People of the protest: Who opposes Trump’s immigration order?


Kate Selby is from Tucson, and attended the protest with her 2-year-old daughter, Ada, on her back.

“I’m here today to protest the proposed border wall and also the ban on immigrants, particularly Muslim immigrants. I find it unconscionable and completely against American values … So I’m very afraid for that, and very angry. So I’m doing what I can, and hopefully inspiring her to do what she can too.”

“You know how they say after you have kids things get scarier? I hadn’t really had that moment until this election happened and suddenly a man was elected president who, if I found out he was in the same room as my daughter, I would want to go run and grab her out of that room. He’s terrifying.” 

Goli Bagheri is writing her graduate dissertation in Tucson, but is a UT Austin student. Her parents are from Iran.

“[I’m here today] because fuck Donald Trump! Because this is horse shit! This ban is horse shit, and aside from all of his ridiculous policies this one hits home because he singled out Iran and seven other nations that have nothing to do with terrorism whatsoever.”

Saba Keynejad is a graduate student in geo-physics. From Iran originally, she moved to Tucson in 2012. 

“I’ve been here for five years, and I haven’t been back to see my family because I wasn’t sure if I go back if I can get back into the country or not. Even before Trump. But now we can’t, and he just bans everything.”

“[My family is] all in Iran, none of them are here. My mom, my sister … We cannot go back, we’re afraid of getting back, and now we cannot invite them here. I’ve missed them so much, since the first day.”

RELATED: Tucson community protests Trump’s immigration ban

Caitlyn Shin is a neuroscience senior, born in South Korea, who moved here when she was 10.

“I think the biggest thing is the fact people think this ban is a refugee ban and it’s not. I have a permanent residency, it took eight years for that permanent residency … It doesn’t make sense that as a Korean permanent resident of the United States I’m allowed to go in and out of the country and be back whenever I want, and for somebody else who could be the exact same student, a university student, just because their country of origin is Syria or wherever the ban might be.”

“I just feel like people have no grasp of how immigration works. They have no idea what it takes to be approved as a refugee. It takes 18 months–more than that usually. I think it takes half a million dollars for a family of four to immigrate to the United States. Our family is a family of four. It hits close to home.”

Chloe Fandel grew up in Boston and south France. She lives in Tucson now. 

“[The immigration process] is horrible. My mom is French and she had a green card for a really long time and she finally tried to get citizenship a couple years ago and it was so hard. She’s married to an American, has two kids who are American, has a job with a company that was sponsoring her and it was still a nightmare to get her citizenship and she was living here with a green card for years and years.”

RELATED: Trump executive orders on immigration, border wall met with apprehension

Jordan Krummel is doctorate student in Anthropology from Albuquerque, New Mexico.

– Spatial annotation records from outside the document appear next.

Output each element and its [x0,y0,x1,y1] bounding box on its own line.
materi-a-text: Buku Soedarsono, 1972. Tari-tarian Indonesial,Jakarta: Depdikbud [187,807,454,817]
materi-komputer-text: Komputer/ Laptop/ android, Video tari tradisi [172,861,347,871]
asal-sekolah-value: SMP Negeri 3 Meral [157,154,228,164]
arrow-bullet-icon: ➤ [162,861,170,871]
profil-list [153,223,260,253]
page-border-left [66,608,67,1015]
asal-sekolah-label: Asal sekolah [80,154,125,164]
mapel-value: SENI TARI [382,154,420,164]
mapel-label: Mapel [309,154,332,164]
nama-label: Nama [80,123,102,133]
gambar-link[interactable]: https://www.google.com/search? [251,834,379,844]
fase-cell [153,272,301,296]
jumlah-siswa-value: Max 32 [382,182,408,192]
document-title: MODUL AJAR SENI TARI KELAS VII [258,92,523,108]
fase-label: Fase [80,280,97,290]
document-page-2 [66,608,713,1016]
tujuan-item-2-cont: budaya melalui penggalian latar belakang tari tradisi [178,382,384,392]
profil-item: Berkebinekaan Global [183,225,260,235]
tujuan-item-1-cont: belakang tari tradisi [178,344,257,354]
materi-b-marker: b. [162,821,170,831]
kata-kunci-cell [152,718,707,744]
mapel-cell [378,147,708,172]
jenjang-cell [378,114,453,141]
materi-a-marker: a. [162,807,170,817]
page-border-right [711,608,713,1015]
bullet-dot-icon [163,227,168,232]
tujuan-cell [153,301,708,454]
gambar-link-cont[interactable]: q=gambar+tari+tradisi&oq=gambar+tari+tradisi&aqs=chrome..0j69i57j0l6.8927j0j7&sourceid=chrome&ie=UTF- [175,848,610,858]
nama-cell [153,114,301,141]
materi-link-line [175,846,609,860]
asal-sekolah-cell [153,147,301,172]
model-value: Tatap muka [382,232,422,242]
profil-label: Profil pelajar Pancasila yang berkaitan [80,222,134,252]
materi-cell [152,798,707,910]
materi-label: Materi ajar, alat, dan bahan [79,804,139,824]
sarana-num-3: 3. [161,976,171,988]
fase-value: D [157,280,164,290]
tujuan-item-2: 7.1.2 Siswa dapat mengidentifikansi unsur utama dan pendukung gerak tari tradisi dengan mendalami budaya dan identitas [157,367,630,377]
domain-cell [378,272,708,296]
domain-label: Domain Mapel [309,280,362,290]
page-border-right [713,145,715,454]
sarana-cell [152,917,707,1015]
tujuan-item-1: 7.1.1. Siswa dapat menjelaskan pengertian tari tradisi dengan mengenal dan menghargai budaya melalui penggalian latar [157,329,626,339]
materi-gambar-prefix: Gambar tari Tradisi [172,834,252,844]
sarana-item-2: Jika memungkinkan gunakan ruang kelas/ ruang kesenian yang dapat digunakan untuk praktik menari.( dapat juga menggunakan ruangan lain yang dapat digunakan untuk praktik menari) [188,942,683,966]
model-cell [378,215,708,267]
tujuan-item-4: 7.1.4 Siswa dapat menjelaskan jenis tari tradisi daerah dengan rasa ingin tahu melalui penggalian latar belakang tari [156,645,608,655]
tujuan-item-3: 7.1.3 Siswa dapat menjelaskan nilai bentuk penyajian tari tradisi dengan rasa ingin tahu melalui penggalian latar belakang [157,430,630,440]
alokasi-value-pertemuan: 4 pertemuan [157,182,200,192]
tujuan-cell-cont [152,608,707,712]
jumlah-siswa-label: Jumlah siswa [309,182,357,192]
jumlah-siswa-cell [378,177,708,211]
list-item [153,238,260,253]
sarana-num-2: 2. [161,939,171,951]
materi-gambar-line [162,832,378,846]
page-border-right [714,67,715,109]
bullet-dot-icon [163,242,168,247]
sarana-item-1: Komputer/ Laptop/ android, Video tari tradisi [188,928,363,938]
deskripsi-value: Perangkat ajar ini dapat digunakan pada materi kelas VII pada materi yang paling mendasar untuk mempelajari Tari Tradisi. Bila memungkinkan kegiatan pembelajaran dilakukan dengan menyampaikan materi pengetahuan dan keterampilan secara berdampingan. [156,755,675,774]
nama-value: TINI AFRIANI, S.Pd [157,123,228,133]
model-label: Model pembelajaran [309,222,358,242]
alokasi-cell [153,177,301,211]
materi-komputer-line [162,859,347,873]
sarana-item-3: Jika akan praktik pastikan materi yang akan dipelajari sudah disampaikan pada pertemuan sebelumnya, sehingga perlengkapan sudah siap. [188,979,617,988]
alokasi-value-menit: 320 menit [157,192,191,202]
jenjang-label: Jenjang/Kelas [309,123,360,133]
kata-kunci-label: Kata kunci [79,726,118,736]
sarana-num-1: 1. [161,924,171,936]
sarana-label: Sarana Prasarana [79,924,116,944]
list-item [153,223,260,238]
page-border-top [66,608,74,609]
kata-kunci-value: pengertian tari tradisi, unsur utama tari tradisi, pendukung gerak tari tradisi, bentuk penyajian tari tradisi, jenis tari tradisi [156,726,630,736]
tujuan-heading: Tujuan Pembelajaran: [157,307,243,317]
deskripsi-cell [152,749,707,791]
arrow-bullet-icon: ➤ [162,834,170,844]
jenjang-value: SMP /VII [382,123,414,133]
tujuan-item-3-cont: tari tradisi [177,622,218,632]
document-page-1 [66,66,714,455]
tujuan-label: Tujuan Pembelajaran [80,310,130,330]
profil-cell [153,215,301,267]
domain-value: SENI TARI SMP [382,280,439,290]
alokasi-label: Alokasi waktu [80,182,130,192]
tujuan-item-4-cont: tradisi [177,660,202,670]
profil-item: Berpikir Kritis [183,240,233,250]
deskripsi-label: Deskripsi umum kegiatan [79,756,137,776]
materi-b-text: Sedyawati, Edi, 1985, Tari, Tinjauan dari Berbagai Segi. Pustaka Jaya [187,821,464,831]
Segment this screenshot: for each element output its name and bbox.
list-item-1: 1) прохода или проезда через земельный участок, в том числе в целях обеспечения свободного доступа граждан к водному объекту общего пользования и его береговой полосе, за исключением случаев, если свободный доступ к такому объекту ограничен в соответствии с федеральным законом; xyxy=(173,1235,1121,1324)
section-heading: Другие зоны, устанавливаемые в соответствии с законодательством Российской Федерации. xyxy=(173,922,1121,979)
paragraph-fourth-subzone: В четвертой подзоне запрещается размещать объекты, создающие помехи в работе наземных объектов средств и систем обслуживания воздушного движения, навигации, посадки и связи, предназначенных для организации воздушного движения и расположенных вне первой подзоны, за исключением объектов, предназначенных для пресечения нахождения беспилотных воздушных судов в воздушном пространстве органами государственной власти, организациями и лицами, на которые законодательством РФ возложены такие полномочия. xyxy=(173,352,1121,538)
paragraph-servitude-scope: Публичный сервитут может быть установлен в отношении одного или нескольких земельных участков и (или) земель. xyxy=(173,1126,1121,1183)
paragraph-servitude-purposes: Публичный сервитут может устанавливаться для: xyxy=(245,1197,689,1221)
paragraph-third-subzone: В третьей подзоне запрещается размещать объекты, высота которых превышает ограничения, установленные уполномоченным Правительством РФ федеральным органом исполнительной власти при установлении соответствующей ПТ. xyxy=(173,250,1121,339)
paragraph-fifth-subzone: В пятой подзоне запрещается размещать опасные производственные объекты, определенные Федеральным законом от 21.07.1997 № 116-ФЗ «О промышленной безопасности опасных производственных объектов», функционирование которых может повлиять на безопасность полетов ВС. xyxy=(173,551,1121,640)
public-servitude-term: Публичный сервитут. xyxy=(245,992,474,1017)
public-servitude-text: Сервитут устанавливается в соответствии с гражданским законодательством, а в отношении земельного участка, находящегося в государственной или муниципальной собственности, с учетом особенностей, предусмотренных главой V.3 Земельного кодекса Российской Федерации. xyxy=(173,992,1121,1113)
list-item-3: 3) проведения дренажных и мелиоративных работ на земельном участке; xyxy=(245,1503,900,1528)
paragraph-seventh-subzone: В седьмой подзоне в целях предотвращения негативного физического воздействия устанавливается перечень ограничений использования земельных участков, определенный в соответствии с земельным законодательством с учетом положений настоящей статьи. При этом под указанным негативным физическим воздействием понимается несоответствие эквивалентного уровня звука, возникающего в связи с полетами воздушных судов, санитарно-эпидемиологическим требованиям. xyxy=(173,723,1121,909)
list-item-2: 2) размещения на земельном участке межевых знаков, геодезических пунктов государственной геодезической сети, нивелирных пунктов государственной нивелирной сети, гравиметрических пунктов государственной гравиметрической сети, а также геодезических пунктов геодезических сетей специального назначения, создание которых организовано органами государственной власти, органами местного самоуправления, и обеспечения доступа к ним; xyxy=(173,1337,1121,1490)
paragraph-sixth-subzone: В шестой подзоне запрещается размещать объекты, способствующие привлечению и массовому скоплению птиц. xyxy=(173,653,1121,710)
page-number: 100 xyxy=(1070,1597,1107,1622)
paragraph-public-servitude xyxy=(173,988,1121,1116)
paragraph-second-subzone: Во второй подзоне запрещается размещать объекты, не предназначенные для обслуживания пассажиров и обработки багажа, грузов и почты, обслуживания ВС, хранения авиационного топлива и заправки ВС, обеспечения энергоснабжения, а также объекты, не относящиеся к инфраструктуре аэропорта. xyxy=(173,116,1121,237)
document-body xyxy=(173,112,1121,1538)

“I think personally Senator McCain in an American hero and so far he has been one of the only conservative people to speak against some of the insanity that’s been going on. To ban people who have been suffering, to ban people who are in worse homes, to ban small children, infants, that’s not American, not at all. And we need someone to recognize that and say that there’s a better way.”

Maralisa Vingelli, originally from Finland, has been in U.S. for 25 years and is a citizen. 

“I could never have imagined that somebody would tell me that I cannot come to this country. What kind of country are we now, that we are stopping people who are not terrorists from coming to this country? I know people who are stuck in some places now. They were people from my own country coming to do research and now five of them cannot come because of the ban because they were born in Iran, but they are all scientists … This is not the right way to do it.”


Riyam Mohammad, a refugee who moved to the U.S. 18 years ago, is originally from Iraq. 

“I just think it’s ridiculous how close-minded people are. We’re closing our doors to the most weak and needy right now. We need to let who we can in. I just don’t understand how people are for this ban because it’s for our national security, but when everyone we’re letting in is families in need or children with no food or clothing. When I came here as a refugee I didn’t struggle nearly as much as they did which just makes me so angry that people can be so ignorant about the issue.”

“I’m 29. I was 11 when we moved here. That’s another thing people don’t understand is that the immigration process and entering the United States as a refugee could take up to five years, sometimes longer. We immigrated here from Syria and it took us four and a half years to have a completed file and have a background check, all of the things we needed to have be approved. It’s a very long process and people don’t think about that.”